Taking the song "It Might As Well Be Spring," from the relatively unknown musical "Very Warm for May" the quartet worked miracles. Ross sang the vocal line with understatement, reminiscent of the great Miss Fitzgerald. Ross created her own set of rhythms on the Horace Silver classic, "Sister Sadie," and performed vocal gymnastics with "Teach Me Tonight."
This group is a must-see. If you like your jazz hot and sultry, innovative and provocative, Holli Ross is someone to hear.
German Reviews
New York Jazz Flair
Dillingen Public enthusiastic about Lackerschmid Trio
In the course of a tour of Germany the Wolfgang Lackerschmid Trio made a guest appearance in Dillingen last Sunday.
For a good two hours the musicians transported the large audience into the international atmosphere of American jazz clubs.
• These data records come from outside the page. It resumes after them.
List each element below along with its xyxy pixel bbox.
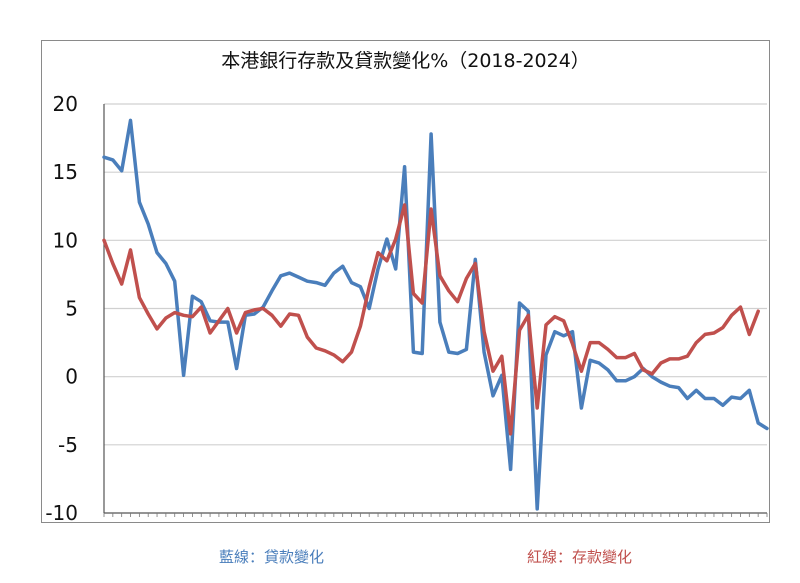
y-tick-label: 5 [65, 297, 78, 321]
series-line-deposits [102, 203, 760, 436]
legend-deposits: 紅線：存款變化 [527, 548, 633, 566]
y-tick-label: 10 [53, 228, 78, 252]
legend-loans: 藍線：貸款變化 [219, 548, 325, 566]
y-tick-label: -10 [45, 501, 78, 525]
y-tick-label: 0 [65, 365, 78, 389]
y-tick-label: 20 [53, 92, 78, 116]
chart-frame [41, 40, 770, 523]
y-tick-label: 15 [53, 160, 78, 184]
chart-title: 本港銀行存款及貸款變化%（2018-2024） [221, 50, 590, 72]
y-tick-label: -5 [58, 433, 78, 457]
series-line-loans [102, 118, 769, 511]
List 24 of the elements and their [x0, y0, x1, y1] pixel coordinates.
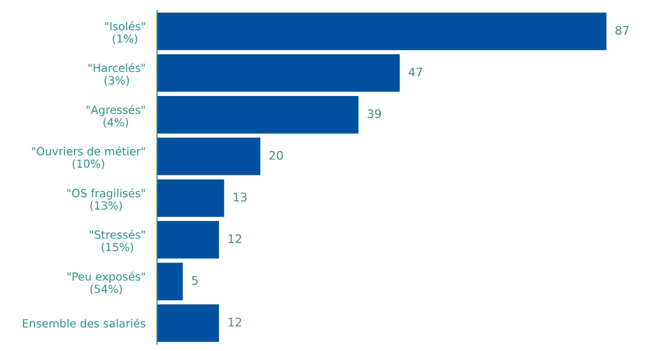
bar	[156, 179, 224, 217]
bar	[156, 262, 183, 300]
data-label: 20	[269, 150, 283, 160]
y-tick-label: "Peu exposés" (54%)	[68, 272, 145, 294]
y-tick-label: Ensemble des salariés	[22, 318, 146, 328]
bar	[156, 12, 606, 50]
y-tick-label: "Isolés" (1%)	[105, 21, 145, 44]
data-label: 12	[228, 234, 242, 244]
data-label: 12	[228, 318, 242, 326]
bar	[156, 138, 260, 176]
data-label: 5	[192, 276, 198, 285]
y-tick-label: "Agressés" (4%)	[86, 104, 145, 128]
y-tick-label: "OS fragilisés" (13%)	[67, 188, 145, 212]
y-tick-label: "Ouvriers de métier" (10%)	[32, 146, 145, 170]
bar	[156, 96, 358, 134]
bar	[156, 221, 219, 259]
data-label: 87	[615, 26, 629, 35]
data-label: 47	[408, 68, 422, 76]
data-label: 39	[368, 109, 381, 118]
bar	[156, 54, 400, 92]
data-label: 13	[234, 192, 247, 202]
y-tick-label: "Stressés" (15%)	[90, 230, 145, 253]
bar	[156, 304, 219, 342]
y-tick-label: "Harcelés" (3%)	[88, 63, 145, 86]
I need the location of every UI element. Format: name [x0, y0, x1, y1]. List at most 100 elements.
Holli Ross, with her perfect intonation and feeling for jazz interpretation, was a highly competent participant and put the finishing touch on Lackerschmid's compositions. Wolfgang Lackerschmid, who performed on the vibraphone, was accompanied on bass by the Canadian bassist Rocky Knauer, who laid down a solid foundation, and by the fantastic guitarist Frank Kuroc, who was thoroughly convincing with his sympathetic playing.
One can hope that Lackerschmid's work with the Dillinger Band "Jazziz" may lead to a repetition of this kind of concert event.
THE BLUES BLOOM IN FEELING/SPRING
Wolfgang Lackerschmid, vibraphonist of world renown, in the Garsching Ratskeller
Holli Ross was the special guest. Lackerschmid works often with her in the USA, ever since they met there at a record date. Holli is most at home in the New York clubs. And though she is not yet so well known here, we know from Sinatra, "If you can make it there...."
Holli took up the red thread of the concert with her many sided, bright blues voice. She defiantly sang "I Can't Find a Reason For Spring" against the beer-garden weather, in order to prepare the ground with this sad blues for more lively offerings: swing a la Ella brought the small auditorium (which meanwhile had warmed up a bit) into the mood for Lackerschmid's wild bebop and free work "Take 2", or inviting numbers like "Waltz for Berlin" (made famous by Chet Baker) or a number which sounded like a jazz variant of Bill Withers' "Aint No Sunshine."
"Schonste Blutentraume..."
......The New York jazz singer Holli Ross proved that expressiveness and dynamics are possible even with limited amplification and arranged for the most beautiful blossom dreams with capacity to modulate between silky soft and arrestingly forceful.
Jazz in the Gulfhouse
Vechta
…..The very attentive audience was very involved, above all when the NY singer, Holli Ross got into the action. The singer with the look of an American college girl was dazzling with her strongly expressive and intense singing and showered so much energy, so much unrestrained cheerfulness that the audience had no choice but to let themselves be pulled along with it.
Lackerschmid and Ross were accompanied by Rocky Knauer (bass), Thomas Cremer (drums) and Peter Reiter (piano).